The answers to such questions are complex. I am co-supervising two doctoral students at present. A third has just submitted his thesis for examination. Two of the three have some government funding from their home countries. It is very plain to me that politics are involved in their funding. Yes, their projects have some potential - but limited - value. The third is funding herself by working part-time. It's a hard slog for her but her research is already showing it may have real benefits.
And I do understand how difficult it is for her because I worked part-time too. I did it all through all my tertiary education. I wouldn't have had a tertiary education without working to support myself.  When I did my doctorate I was only prepared to do it if I could see some real value in the research. I didn't want to be one of those people who do research for the sake of getting a doctorate. I wanted it to be research where the end result could be used for the benefit of others. (It was - although I turned some research by others upside down in the process.) Like the third student though I didn't have the contacts that might have resulted in some funding. 
And contacts do matter.

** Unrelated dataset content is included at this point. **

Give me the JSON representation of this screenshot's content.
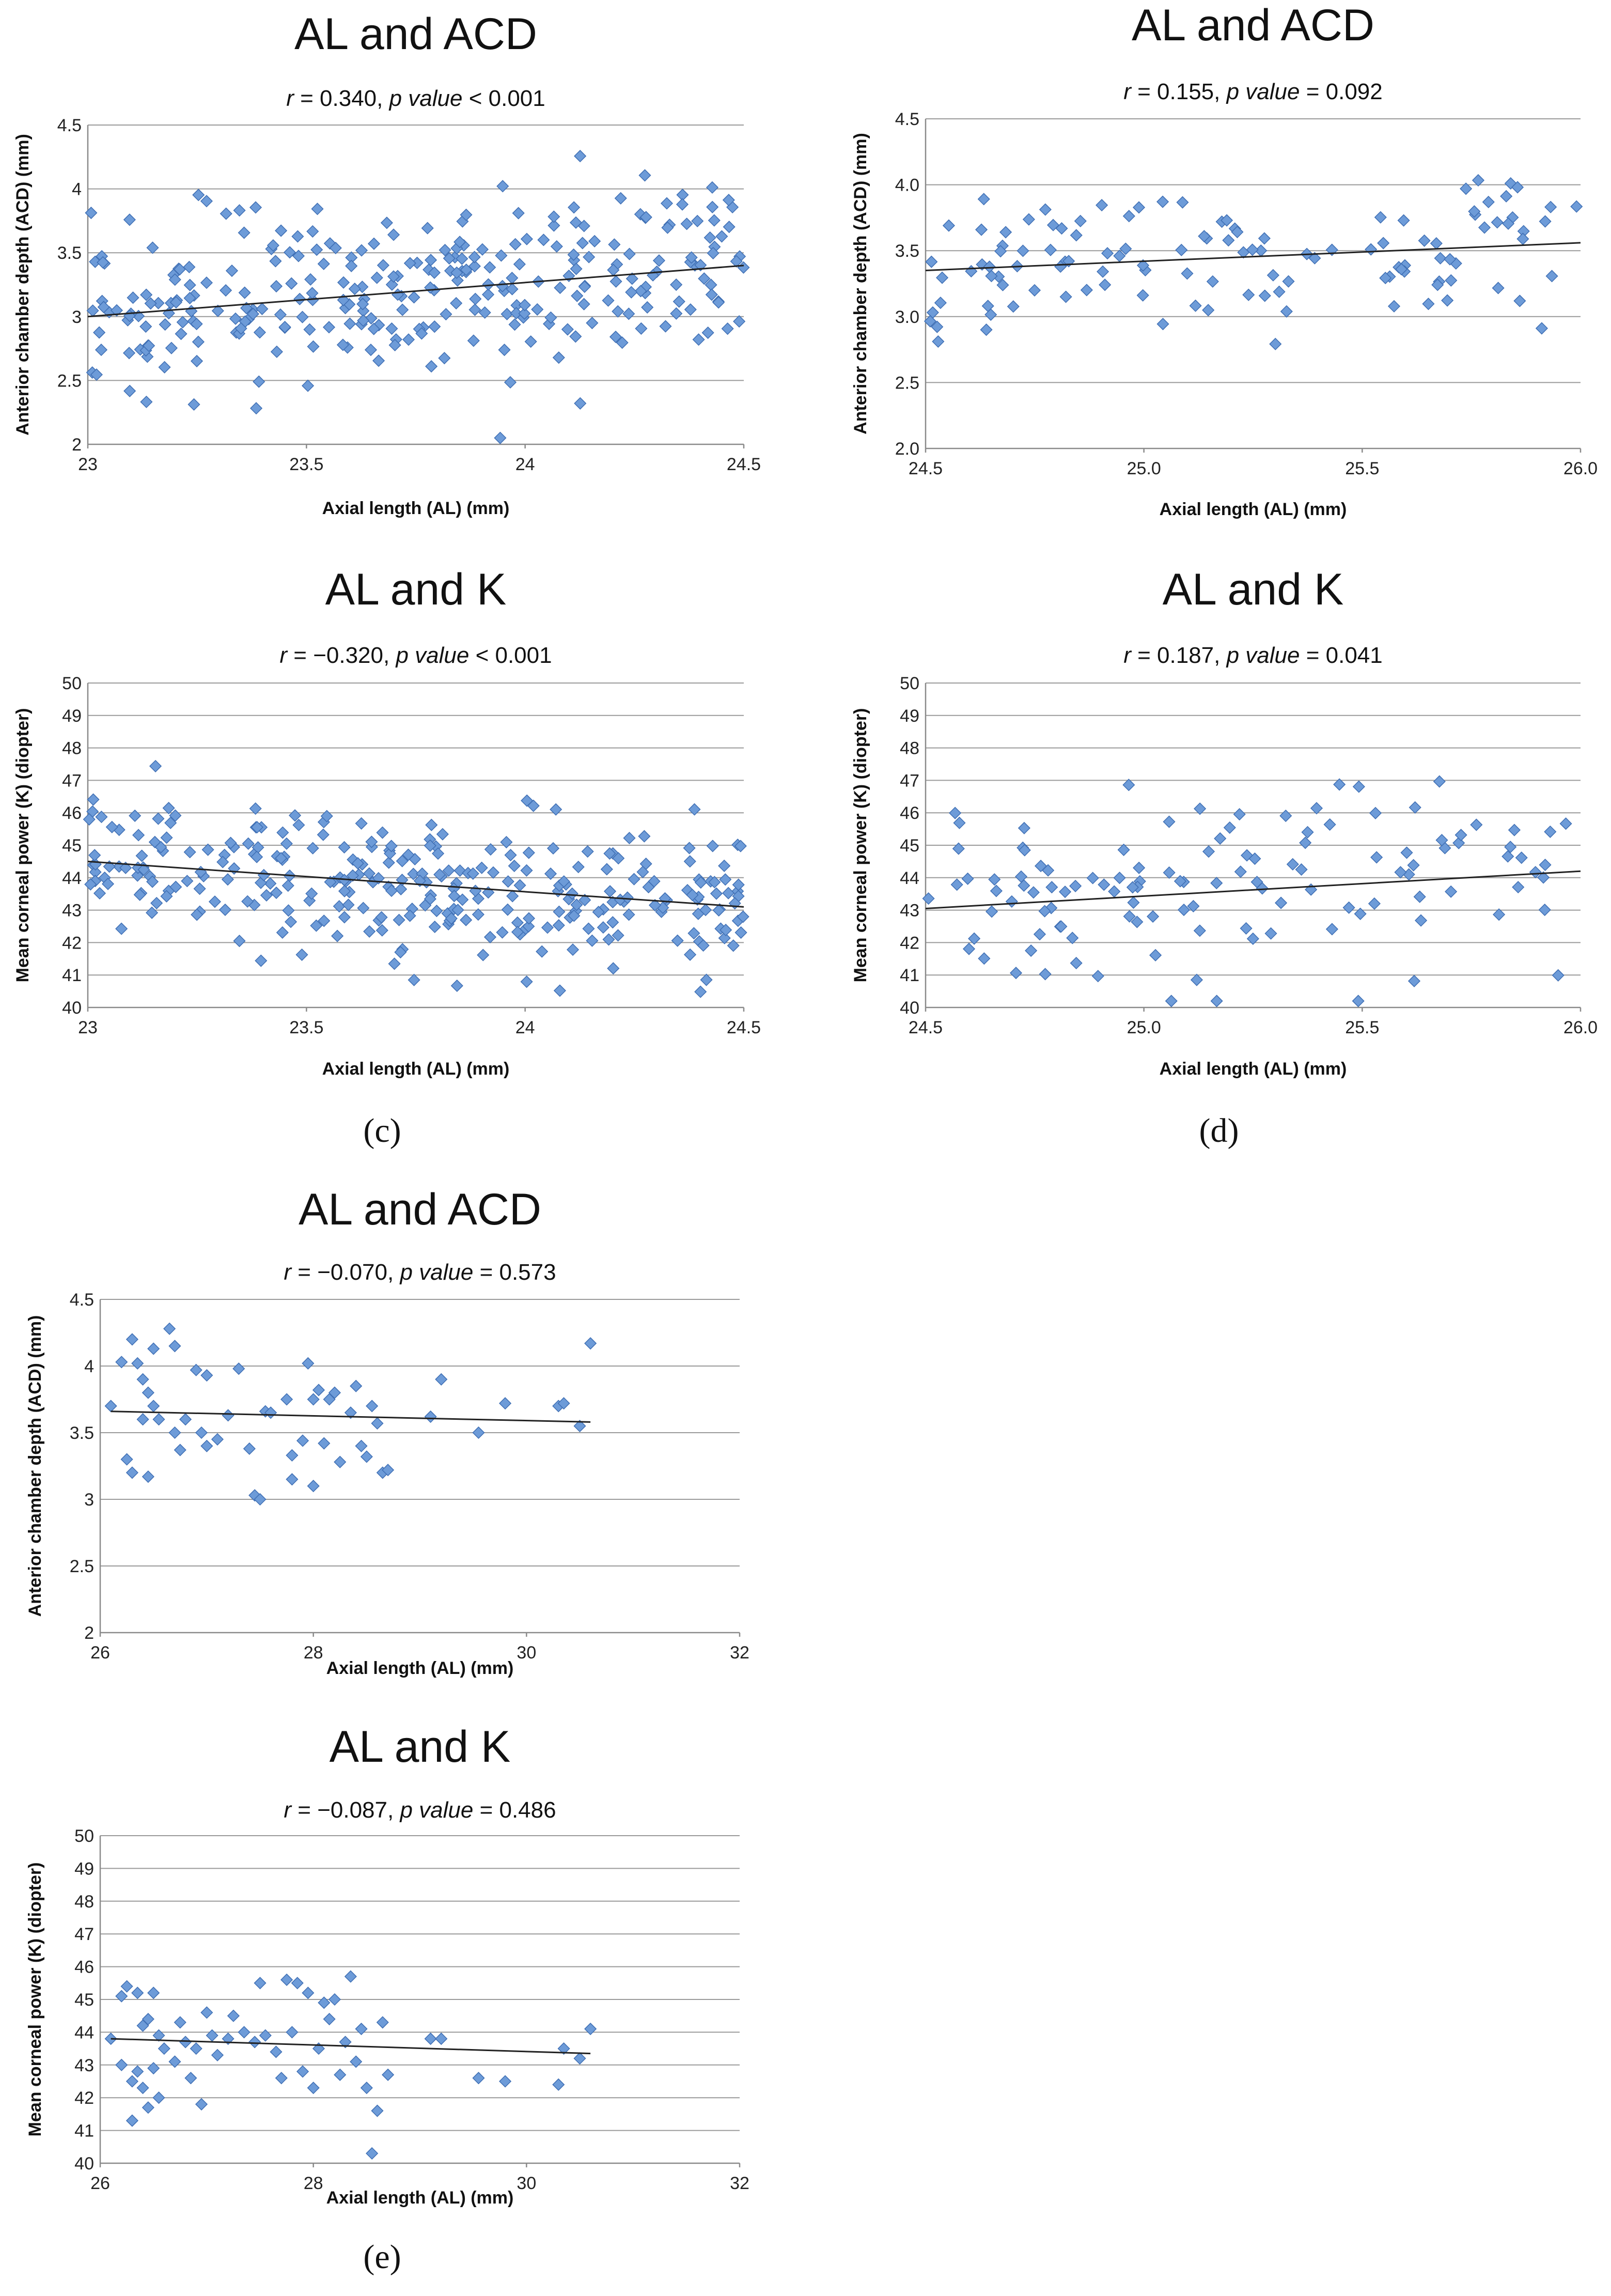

I got a scholarship some years later. One of the people who gave me a reference was a Senator in our federal parliament. I doubt I would have got it without that. (Nobody was more stunned than I was when I got the scholarship.) She simply thought the research sounded "useful". 
There is research I would like to have done but there has, however interested or enthusiastic I might be, not been the opportunity to do it. Instead, I have done other research. It has, I hope, always been useful in that others have been able to use it to make informed decisions or develop new ways of doing something. I know it is not useful in the way my nephew's research will be useful.
Perhaps the best research is done under stress and without funding? I don't really believe that.